In Essop and others v Home Office (UK Border Agency) the EAT found that there is no requirement for a claimant who has alleged indirect discrimination to show why he or she, in particular, was disadvantaged by the employer's practices.

The provisions relating to indirect discrimination are intended to catch discriminatory practices which appear neutral (because they are applied to everyone, regardless of whether they have a particular protected characteristic) but which in fact unfairly disadvantage certain groups.  For example, a requirement that all staff work fixed, full time hours could disadvantage those who are the main carer for a young child (still predominantly women).

The claimants in Essop are civil servants who claim that an internal assessment, which it is necessary to pass to achieve promotion, disadvantages candidates from black and minority ethnic (BME) backgrounds who are over the age of 35.  They seek to rely on statistical evidence which shows that older BME candidates are less likely than younger and non-BME candidates to pass the test in question.

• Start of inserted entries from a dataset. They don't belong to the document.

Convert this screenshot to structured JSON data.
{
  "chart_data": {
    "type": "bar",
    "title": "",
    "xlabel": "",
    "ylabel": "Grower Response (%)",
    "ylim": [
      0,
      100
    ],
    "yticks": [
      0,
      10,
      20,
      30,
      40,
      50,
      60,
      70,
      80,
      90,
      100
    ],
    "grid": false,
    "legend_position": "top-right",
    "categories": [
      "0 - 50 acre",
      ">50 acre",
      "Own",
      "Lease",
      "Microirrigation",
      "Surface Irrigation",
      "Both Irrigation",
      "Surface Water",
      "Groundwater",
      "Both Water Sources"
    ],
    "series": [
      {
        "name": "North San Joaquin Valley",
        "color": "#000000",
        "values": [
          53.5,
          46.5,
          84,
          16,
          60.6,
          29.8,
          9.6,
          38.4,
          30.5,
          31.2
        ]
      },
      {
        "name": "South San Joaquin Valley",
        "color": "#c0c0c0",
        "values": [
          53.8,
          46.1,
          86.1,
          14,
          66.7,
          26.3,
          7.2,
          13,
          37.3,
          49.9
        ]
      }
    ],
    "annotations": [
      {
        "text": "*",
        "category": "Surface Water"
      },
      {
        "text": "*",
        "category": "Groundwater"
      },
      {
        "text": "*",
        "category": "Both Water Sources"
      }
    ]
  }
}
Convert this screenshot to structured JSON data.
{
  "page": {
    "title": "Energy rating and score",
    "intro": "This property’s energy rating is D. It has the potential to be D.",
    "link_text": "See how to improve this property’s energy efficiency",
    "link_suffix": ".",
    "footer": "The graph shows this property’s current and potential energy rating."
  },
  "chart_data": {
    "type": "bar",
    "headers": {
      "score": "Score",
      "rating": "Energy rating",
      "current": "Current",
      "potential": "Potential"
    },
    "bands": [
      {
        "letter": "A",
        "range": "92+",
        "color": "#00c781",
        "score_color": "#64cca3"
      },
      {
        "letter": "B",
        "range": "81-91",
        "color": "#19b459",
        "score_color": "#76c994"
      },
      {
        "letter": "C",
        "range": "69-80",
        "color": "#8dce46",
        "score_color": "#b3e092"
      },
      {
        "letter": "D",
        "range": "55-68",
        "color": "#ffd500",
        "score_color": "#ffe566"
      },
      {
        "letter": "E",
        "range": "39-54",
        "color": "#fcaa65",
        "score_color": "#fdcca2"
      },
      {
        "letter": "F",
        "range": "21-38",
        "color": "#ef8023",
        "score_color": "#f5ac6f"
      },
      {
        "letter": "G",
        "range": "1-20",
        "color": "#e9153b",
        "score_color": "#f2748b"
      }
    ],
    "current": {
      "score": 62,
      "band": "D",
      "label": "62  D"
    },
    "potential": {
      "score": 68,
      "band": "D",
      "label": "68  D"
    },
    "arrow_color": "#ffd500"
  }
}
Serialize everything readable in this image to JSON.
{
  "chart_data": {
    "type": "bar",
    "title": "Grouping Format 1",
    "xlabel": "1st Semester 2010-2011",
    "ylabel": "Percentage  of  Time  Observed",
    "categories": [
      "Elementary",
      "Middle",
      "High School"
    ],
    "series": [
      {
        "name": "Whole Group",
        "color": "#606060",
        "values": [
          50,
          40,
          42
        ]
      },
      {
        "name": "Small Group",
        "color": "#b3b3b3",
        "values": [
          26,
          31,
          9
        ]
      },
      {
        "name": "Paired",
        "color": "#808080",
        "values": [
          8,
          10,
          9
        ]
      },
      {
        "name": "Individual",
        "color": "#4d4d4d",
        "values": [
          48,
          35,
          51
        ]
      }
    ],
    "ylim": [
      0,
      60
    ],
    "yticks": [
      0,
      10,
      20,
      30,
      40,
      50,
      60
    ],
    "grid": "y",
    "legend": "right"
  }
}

At a pre-hearing review, an Employment Judge held that in order to succeed the claimants would have to show not only that BME candidates over 35 were statistically less likely to pass the test, but also the reason why each individual Claimant had not passed – otherwise, an individual could make a claim based upon statistical disadvantage irrespective of whether the cause of the disadvantage suffered by the group actually affected him or her, and therefore benefit from 'a statistical fluke'. 

However, the EAT overturned this decision at appeal, stating that the relevant provisions of the Equality Act 2010 do not require claimants to show why they suffered a disadvantage.  Moreover, in many instances it will not be possible to identity why a 'group disadvantage' arises (i.e. why older BME candidates are statistically less likely to pass the test), so to require individual claimants to show that the group disadvantage applies to them (i.e. that this is why they failed the test) would be unfair.  The purpose of the law on indirect discrimination is to combat 'disguised' discrimination, and the fact that it is not always possible to identify a specific aspect of an employer's practices which results in a particular group suffering a disadvantage should not prevent a claim of indirect discrimination from succeeding.  The possibility of an undeserving claimant benefiting from a statistical fluke can be dealt with when objective justification and/or remedy are considered.

The case has now been remitted to the Employment Tribunal to consider whether the requirement that all Home Office employees pass the test in order to qualify for promotion can be objectively justified.